Other considerations:
Several innovations for patient intake are being considered for implementation in the US. Some ED’s fill patient rooms as patients arrive, however, this is not useful once rooms are full. Some ED’s have a physician or mid-level provider staffed specifically to help triage. In England, ambulance arrivals and high-acuity walk-ins are brought immediately to patient rooms. Others remain in the waiting area where they are treated in order of arrival.
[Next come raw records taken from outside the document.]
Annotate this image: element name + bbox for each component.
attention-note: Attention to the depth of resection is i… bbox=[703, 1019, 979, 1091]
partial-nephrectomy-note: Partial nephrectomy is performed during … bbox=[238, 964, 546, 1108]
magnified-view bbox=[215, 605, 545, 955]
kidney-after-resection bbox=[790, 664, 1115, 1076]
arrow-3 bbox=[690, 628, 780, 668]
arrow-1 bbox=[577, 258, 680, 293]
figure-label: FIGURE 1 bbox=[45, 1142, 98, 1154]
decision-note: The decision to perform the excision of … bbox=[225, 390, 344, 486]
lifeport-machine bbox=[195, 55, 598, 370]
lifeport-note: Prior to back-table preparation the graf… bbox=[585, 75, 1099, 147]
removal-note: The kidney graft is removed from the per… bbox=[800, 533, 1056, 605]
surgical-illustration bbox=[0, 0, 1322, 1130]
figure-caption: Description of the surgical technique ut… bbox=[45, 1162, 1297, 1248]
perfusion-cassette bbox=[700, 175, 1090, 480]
There is no formal triaging or taking of vitals, although nurses continually asses patients for possible accelerated need for treatment, including need for pain medication. With this system in place, more nurses are available to work within the treatment area.

Journal Article Synopsis: β-hCG, Ultrasound, and Ectopic Pregnancies

In JOURNAL CLUB on August 8, 2011 at 3:32 PM

Summary of “Use of a β-hCG Discriminatory Zone With Bedside Pelvic Ultrasonography” By Ralph Wang et al, Annals of Emergency Medicine vol 58: pp. 12-20. 2011.
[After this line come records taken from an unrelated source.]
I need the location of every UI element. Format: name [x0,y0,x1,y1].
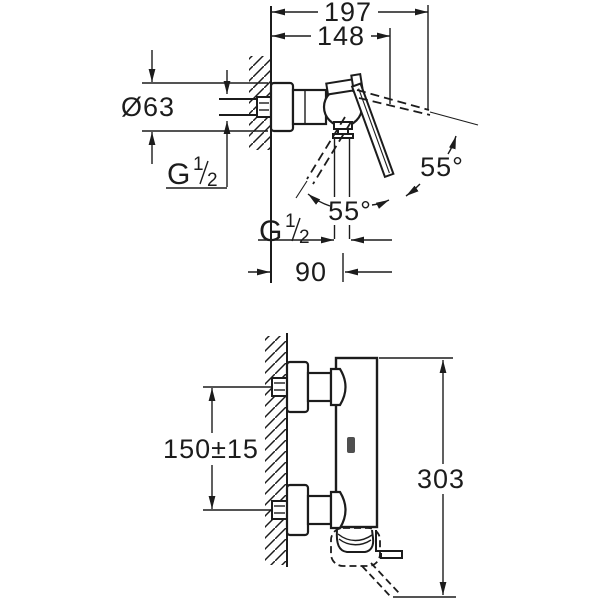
lever-dashed-outline [330,527,381,567]
thread-label-base: G [167,158,190,191]
lever-dashed-up-position [356,89,479,126]
dim-label-197: 197 [324,0,372,27]
outlet-extension-lines [333,139,351,239]
fraction-slash [291,217,301,242]
escutcheon [285,360,310,414]
dim-label-55-upper: 55° [420,152,464,182]
thread-label-numerator: 1 [193,154,204,175]
dim-overall-height: 303 [379,357,465,598]
lever-dashed-shaft [361,565,392,598]
dim-label-303: 303 [417,464,465,494]
dim-label-55-lower: 55° [328,196,372,226]
union-cylinder [306,494,333,526]
thread-label-numerator: 1 [285,211,296,232]
label-inlet-thread: G 1 2 [166,70,231,191]
front-view: 150±15 303 [163,333,465,598]
union-cylinder [306,371,333,403]
top-view: 197 148 Ø63 G 1 2 [121,0,479,287]
dim-handle-depth: 148 [272,21,391,104]
fraction-slash [199,160,209,185]
lever-handle [350,82,395,179]
dim-handle-angle-upper: 55° [405,135,464,197]
label-outlet-thread: G 1 2 [258,211,392,248]
s-union-bottom [271,483,347,537]
dim-handle-angle-lower: 55° [307,193,390,226]
wall-thread-tail [271,500,288,520]
outlet-and-lever-front [330,527,403,598]
valve-body [291,88,328,126]
lever-dashed-shaft [370,562,400,594]
dim-total-depth: 197 [272,0,429,110]
lever-dashed-down-position [295,116,352,199]
hose-outlet [375,530,403,559]
wall-hatching [265,336,287,565]
lever-knob-front [335,529,375,553]
dim-escutcheon-diameter: Ø63 [121,50,268,164]
dim-label-90: 90 [295,257,327,287]
supply-pipe [219,96,272,118]
escutcheon [285,483,310,537]
thread-label-denominator: 2 [299,227,310,248]
union-nut [329,367,347,407]
thread-label-base: G [259,215,282,248]
escutcheon [269,81,295,133]
dim-label-150: 150±15 [163,434,259,464]
dim-label-diameter: Ø63 [121,92,175,122]
union-nut [329,490,347,530]
thread-label-denominator: 2 [207,170,218,191]
wall-thread-tail [271,377,288,397]
dim-outlet-depth: 90 [248,253,392,287]
brand-logo [347,437,355,453]
inlet-thread-tail [256,96,272,118]
dim-connection-spacing: 150±15 [163,386,272,511]
dim-label-148: 148 [317,21,365,51]
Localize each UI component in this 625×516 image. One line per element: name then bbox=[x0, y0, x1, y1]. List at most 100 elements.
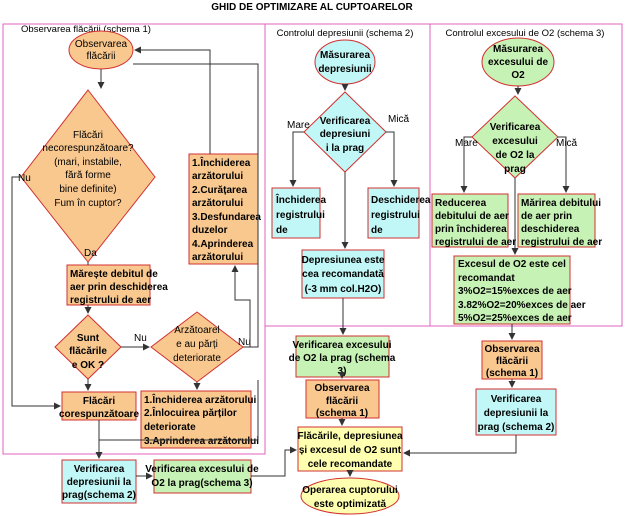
svg-text:duzelor: duzelor bbox=[192, 225, 228, 236]
svg-text:flăcării: flăcării bbox=[496, 356, 528, 367]
svg-text:(mari, instabile,: (mari, instabile, bbox=[54, 157, 122, 168]
svg-text:Operarea cuptorului: Operarea cuptorului bbox=[302, 485, 398, 496]
section-title-o2: Controlul excesului de O2 (schema 3) bbox=[446, 28, 605, 39]
svg-text:O2 la prag(schema 3): O2 la prag(schema 3) bbox=[151, 478, 252, 489]
svg-text:3): 3) bbox=[338, 366, 347, 377]
svg-text:Verificarea: Verificarea bbox=[74, 464, 125, 475]
svg-text:registrului: registrului bbox=[276, 210, 325, 221]
label-yes-1: Da bbox=[84, 248, 97, 259]
svg-text:3%O2=15%exces de aer: 3%O2=15%exces de aer bbox=[458, 286, 572, 297]
svg-text:necorespunzătoare?: necorespunzătoare? bbox=[42, 143, 134, 154]
svg-text:Depresiunea este: Depresiunea este bbox=[302, 255, 385, 266]
svg-text:Verificarea: Verificarea bbox=[320, 116, 371, 127]
svg-text:Mărirea debitului: Mărirea debitului bbox=[521, 198, 601, 209]
check-depression-left-box: Verificarea depresiunii la prag(schema 2… bbox=[61, 459, 137, 504]
svg-text:Flăcări: Flăcări bbox=[73, 130, 103, 141]
svg-text:cea recomandată: cea recomandată bbox=[302, 269, 384, 280]
svg-text:și excesul de O2 sunt: și excesul de O2 sunt bbox=[299, 445, 402, 456]
svg-text:e au părți: e au părți bbox=[176, 339, 218, 350]
svg-text:Flăcări: Flăcări bbox=[83, 396, 115, 407]
svg-text:1.Închiderea: 1.Închiderea bbox=[192, 156, 251, 169]
svg-text:registrului de aer: registrului de aer bbox=[521, 237, 602, 248]
svg-text:flăcările: flăcările bbox=[69, 346, 107, 357]
label-mare-3: Mare bbox=[455, 138, 478, 149]
svg-text:deteriorate: deteriorate bbox=[144, 422, 196, 433]
page-title: GHID DE OPTIMIZARE AL CUPTOARELOR bbox=[211, 2, 413, 13]
svg-text:de O2 la: de O2 la bbox=[496, 150, 535, 161]
replace-parts-box: 1.Închiderea arzătorului 2.Înlocuirea pă… bbox=[140, 390, 259, 449]
svg-text:Arzătoarel: Arzătoarel bbox=[174, 325, 220, 336]
svg-text:arzătorului: arzătorului bbox=[192, 252, 243, 263]
label-mica-3: Mică bbox=[556, 138, 578, 149]
svg-text:2.Înlocuirea părților: 2.Înlocuirea părților bbox=[144, 406, 237, 419]
svg-text:de: de bbox=[371, 225, 383, 236]
svg-text:Sunt: Sunt bbox=[77, 333, 100, 344]
svg-text:Verificarea excesului: Verificarea excesului bbox=[293, 340, 392, 351]
section-3-connectors bbox=[460, 86, 570, 340]
svg-text:excesului: excesului bbox=[492, 136, 538, 147]
svg-text:arzătorului: arzătorului bbox=[192, 198, 243, 209]
svg-text:Observarea: Observarea bbox=[484, 344, 539, 355]
reduce-air-box: Reducerea debitului de aer prin închider… bbox=[431, 193, 516, 248]
section-title-depression: Controlul depresiunii (schema 2) bbox=[277, 28, 414, 39]
label-no-3: Nu bbox=[238, 337, 251, 348]
o2-check-decision: Verificarea excesului de O2 la prag bbox=[471, 95, 559, 179]
svg-text:(schema 1): (schema 1) bbox=[316, 408, 368, 419]
optimized-end: Operarea cuptorului este optimizată bbox=[300, 477, 400, 515]
check-o2-left-box: Verificarea excesului de O2 la prag(sche… bbox=[145, 459, 259, 494]
svg-text:depresiunii la: depresiunii la bbox=[67, 477, 132, 488]
svg-text:prag (schema 2): prag (schema 2) bbox=[478, 422, 555, 433]
close-damper-box: Închiderea registrului de bbox=[271, 187, 326, 239]
svg-text:de aer prin: de aer prin bbox=[521, 211, 572, 222]
svg-text:Închiderea: Închiderea bbox=[275, 193, 326, 206]
svg-text:registrului de aer: registrului de aer bbox=[435, 237, 516, 248]
svg-text:flăcării: flăcării bbox=[326, 396, 358, 407]
flame-observe-start: Observarea flăcării bbox=[68, 30, 134, 70]
bottom-connectors bbox=[136, 372, 517, 480]
depression-recommended-box: Depresiunea este cea recomandată (-3 mm … bbox=[301, 249, 385, 299]
svg-text:Reducerea: Reducerea bbox=[435, 198, 487, 209]
svg-text:1.Închiderea arzătorului: 1.Închiderea arzătorului bbox=[144, 393, 256, 406]
label-mica-2: Mică bbox=[388, 114, 410, 125]
observe-flame-mid-box: Observarea flăcării (schema 1) bbox=[305, 379, 380, 419]
svg-text:Măsurarea: Măsurarea bbox=[320, 50, 370, 61]
svg-text:debitului de aer: debitului de aer bbox=[435, 211, 509, 222]
svg-text:depresiunii: depresiunii bbox=[318, 64, 372, 75]
label-mare-2: Mare bbox=[287, 120, 310, 131]
section-2-connectors bbox=[289, 84, 398, 335]
svg-text:Excesul de O2 este cel: Excesul de O2 este cel bbox=[458, 259, 566, 270]
svg-text:Verificarea: Verificarea bbox=[490, 122, 541, 133]
svg-text:excesului de: excesului de bbox=[488, 57, 548, 68]
o2-recommended-box: Excesul de O2 este cel recomandat 3%O2=1… bbox=[453, 255, 586, 325]
svg-text:aer prin deschiderea: aer prin deschiderea bbox=[70, 282, 168, 293]
svg-text:registrului de aer: registrului de aer bbox=[70, 295, 151, 306]
svg-text:Observarea: Observarea bbox=[314, 383, 369, 394]
svg-text:Flăcările, depresiunea: Flăcările, depresiunea bbox=[297, 431, 402, 442]
svg-text:este optimizată: este optimizată bbox=[314, 499, 387, 510]
svg-text:e OK ?: e OK ? bbox=[72, 360, 104, 371]
observe-flame-right-box: Observarea flăcării (schema 1) bbox=[481, 340, 543, 380]
label-no-1: Nu bbox=[18, 173, 31, 184]
burner-maintenance-box: 1.Închiderea arzătorului 2.Curățarea arz… bbox=[188, 153, 261, 265]
svg-text:depresiunii la: depresiunii la bbox=[484, 408, 549, 419]
svg-text:Verificarea excesului de: Verificarea excesului de bbox=[145, 464, 259, 475]
svg-text:2.Curățarea: 2.Curățarea bbox=[192, 185, 247, 196]
measure-o2-start: Măsurarea excesului de O2 bbox=[481, 37, 555, 87]
increase-air-box-o2: Mărirea debitului de aer prin deschidere… bbox=[517, 193, 602, 248]
svg-text:cele recomandate: cele recomandate bbox=[308, 459, 393, 470]
svg-text:O2: O2 bbox=[511, 70, 525, 81]
burner-damage-decision: Arzătoarel e au părți deteriorate bbox=[150, 311, 244, 383]
svg-text:deschiderea: deschiderea bbox=[521, 224, 580, 235]
svg-text:3.82%O2=20%exces de aer: 3.82%O2=20%exces de aer bbox=[458, 300, 586, 311]
svg-text:corespunzătoare: corespunzătoare bbox=[59, 409, 139, 420]
svg-text:Fum în cuptor?: Fum în cuptor? bbox=[54, 198, 122, 209]
svg-text:prin închiderea: prin închiderea bbox=[435, 224, 507, 235]
flames-ok-decision: Sunt flăcările e OK ? bbox=[54, 314, 122, 380]
svg-text:prag(schema 2): prag(schema 2) bbox=[62, 490, 136, 501]
check-depression-right-box: Verificarea depresiunii la prag (schema … bbox=[475, 388, 557, 436]
measure-depression-start: Măsurarea depresiunii bbox=[314, 39, 376, 85]
svg-text:Deschiderea: Deschiderea bbox=[371, 195, 431, 206]
svg-text:(schema 1): (schema 1) bbox=[486, 368, 538, 379]
svg-text:4.Aprinderea: 4.Aprinderea bbox=[192, 239, 254, 250]
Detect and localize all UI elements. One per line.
What is already known on this topic:
Currently, pregnant women presenting to the ED with abdominal pain, vaginal bleeding, or syncope are assessed with pelvic ultrasonography and quantitative serum β-human chorionic gonadotropin (β-hCG) to rule out the possibility of an ectopic pregnancy. In 10-30% of these cases pelvic ultrasound is unable to reveal either an intrauterine (IUP) or ectopic pregnancy- an “indeterminate result”. A level of β-hCG above the “discriminatory zone” of 1500-3000 mIU/mL, in combination with an indeterminate ultrasound, has been shown to be associated with ectopic pregnancy.
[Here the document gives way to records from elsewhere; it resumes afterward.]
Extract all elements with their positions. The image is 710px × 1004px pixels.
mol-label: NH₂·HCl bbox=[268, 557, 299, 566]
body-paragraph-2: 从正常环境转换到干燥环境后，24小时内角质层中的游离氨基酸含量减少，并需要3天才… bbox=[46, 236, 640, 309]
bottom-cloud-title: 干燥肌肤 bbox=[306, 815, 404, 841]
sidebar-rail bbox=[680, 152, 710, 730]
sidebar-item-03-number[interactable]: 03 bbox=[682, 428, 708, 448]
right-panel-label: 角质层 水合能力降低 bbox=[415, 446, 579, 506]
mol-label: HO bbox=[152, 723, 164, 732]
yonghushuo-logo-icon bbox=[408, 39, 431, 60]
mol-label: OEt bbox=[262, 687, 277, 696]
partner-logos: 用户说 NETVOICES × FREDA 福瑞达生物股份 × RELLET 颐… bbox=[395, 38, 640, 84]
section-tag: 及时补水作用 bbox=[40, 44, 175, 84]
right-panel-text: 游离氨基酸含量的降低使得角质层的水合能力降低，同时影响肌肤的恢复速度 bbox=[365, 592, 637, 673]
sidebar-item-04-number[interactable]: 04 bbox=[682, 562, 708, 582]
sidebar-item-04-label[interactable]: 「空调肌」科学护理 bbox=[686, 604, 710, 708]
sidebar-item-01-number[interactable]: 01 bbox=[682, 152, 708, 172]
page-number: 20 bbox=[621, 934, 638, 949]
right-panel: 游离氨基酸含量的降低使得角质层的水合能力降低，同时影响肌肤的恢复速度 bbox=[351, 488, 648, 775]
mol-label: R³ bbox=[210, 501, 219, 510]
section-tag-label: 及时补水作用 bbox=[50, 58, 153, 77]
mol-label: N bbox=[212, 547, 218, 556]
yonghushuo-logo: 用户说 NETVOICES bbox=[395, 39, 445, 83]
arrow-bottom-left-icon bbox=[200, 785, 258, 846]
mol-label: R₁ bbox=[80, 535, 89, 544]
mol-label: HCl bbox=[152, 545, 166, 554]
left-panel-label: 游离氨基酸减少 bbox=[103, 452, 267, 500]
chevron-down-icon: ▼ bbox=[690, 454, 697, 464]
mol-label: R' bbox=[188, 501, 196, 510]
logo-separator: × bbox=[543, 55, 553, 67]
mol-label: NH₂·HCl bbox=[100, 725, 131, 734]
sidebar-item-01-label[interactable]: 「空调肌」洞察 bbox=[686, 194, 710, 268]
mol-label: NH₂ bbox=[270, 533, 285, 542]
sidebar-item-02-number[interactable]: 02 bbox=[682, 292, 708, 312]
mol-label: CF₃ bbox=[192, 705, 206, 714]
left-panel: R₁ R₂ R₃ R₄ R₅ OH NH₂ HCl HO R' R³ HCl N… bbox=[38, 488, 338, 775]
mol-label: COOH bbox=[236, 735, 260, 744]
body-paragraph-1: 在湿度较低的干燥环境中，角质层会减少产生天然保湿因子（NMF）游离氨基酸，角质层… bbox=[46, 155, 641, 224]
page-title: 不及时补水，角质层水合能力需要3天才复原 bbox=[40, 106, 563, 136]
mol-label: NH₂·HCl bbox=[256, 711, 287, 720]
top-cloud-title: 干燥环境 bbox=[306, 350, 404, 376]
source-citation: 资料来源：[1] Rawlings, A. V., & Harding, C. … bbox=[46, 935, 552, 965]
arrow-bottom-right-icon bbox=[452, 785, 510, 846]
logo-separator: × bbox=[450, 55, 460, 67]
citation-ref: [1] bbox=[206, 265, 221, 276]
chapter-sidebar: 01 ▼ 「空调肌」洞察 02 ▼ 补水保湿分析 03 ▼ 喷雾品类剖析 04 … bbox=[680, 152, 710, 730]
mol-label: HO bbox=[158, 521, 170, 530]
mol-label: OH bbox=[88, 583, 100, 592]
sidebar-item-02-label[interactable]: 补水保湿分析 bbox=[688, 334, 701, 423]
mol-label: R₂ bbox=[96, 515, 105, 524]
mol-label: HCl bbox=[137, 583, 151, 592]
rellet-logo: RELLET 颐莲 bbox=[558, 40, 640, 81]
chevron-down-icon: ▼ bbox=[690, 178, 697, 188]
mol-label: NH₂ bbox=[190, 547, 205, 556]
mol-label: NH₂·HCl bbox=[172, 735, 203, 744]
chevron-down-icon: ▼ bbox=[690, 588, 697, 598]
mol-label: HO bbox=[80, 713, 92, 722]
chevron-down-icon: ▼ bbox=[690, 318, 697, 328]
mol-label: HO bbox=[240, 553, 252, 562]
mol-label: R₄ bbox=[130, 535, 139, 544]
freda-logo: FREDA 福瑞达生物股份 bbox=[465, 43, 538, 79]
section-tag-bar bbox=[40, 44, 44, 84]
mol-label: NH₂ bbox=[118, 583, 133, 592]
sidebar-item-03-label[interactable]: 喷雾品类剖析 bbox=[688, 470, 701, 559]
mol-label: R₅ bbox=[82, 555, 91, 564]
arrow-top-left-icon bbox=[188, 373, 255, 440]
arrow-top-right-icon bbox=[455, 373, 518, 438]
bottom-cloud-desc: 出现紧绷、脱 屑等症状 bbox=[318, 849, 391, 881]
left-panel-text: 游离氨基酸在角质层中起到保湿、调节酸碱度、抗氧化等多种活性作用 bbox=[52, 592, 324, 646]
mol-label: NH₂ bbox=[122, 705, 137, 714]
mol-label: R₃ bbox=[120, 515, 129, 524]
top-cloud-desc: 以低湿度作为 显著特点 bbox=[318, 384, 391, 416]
What question this study addressed:
What is the utility of the β-hCG discriminatory zone in differentiating between ectopic and intrauterine pregnancies after an indeterminate bedside pelvic ultrasonography in symptomatic pregnant patients presenting to the ED?

What was the study design:
Cross-sectional study of 256 first-trimester pregnant patients presenting to ED with symptoms of abdominal pain or vaginal bleeding. All pelvic ultrasonography was performed by emergency physicians who were blinded to the patient’s β-hCG levels. Research assistants (blinded to the ultrasound results) contacted and performed a standardized interview with all enrolled patients at 8 weeks.

What this study adds to our knowledge:
A β-hCG cutoff of 3000 mIU/mL is not acceptable for use in clinical practice when attempting to identify ectopic pregnancy in symptomatic patients with an indeterminate result on bedside pelvic ultrasonography (sensitivity of 35% and specificity of 58%). On follow up, it was found that 65% of patients with an ectopic pregnancy have a β-hCG < 3000 mIU/mL.

How this is relevant to clinical practice:
When pelvic ultrasound is indeterminate for intrauterine pregnancy, serum β-hCG level alone does not differentiate intrauterine and ectopic pregnancy. A β-hCG cutoff of 3,000 mIU/mL will not aid with the exclusion of ectopic pregnancy and will cause 65% of cases to be missed.

Other considerations:
In the future the discriminatory zone of β-hCG must be re-evaluated. The bedside pelvic ultrasound can reliably exclude ectopic pregnancy only when they demonstrate a clear intrauterine pregnancy in symptomatic pregnant ED patients. Practitioners should avoid an inappropriate interpretation of β-hCG levels in patients without a clear diagnostic result.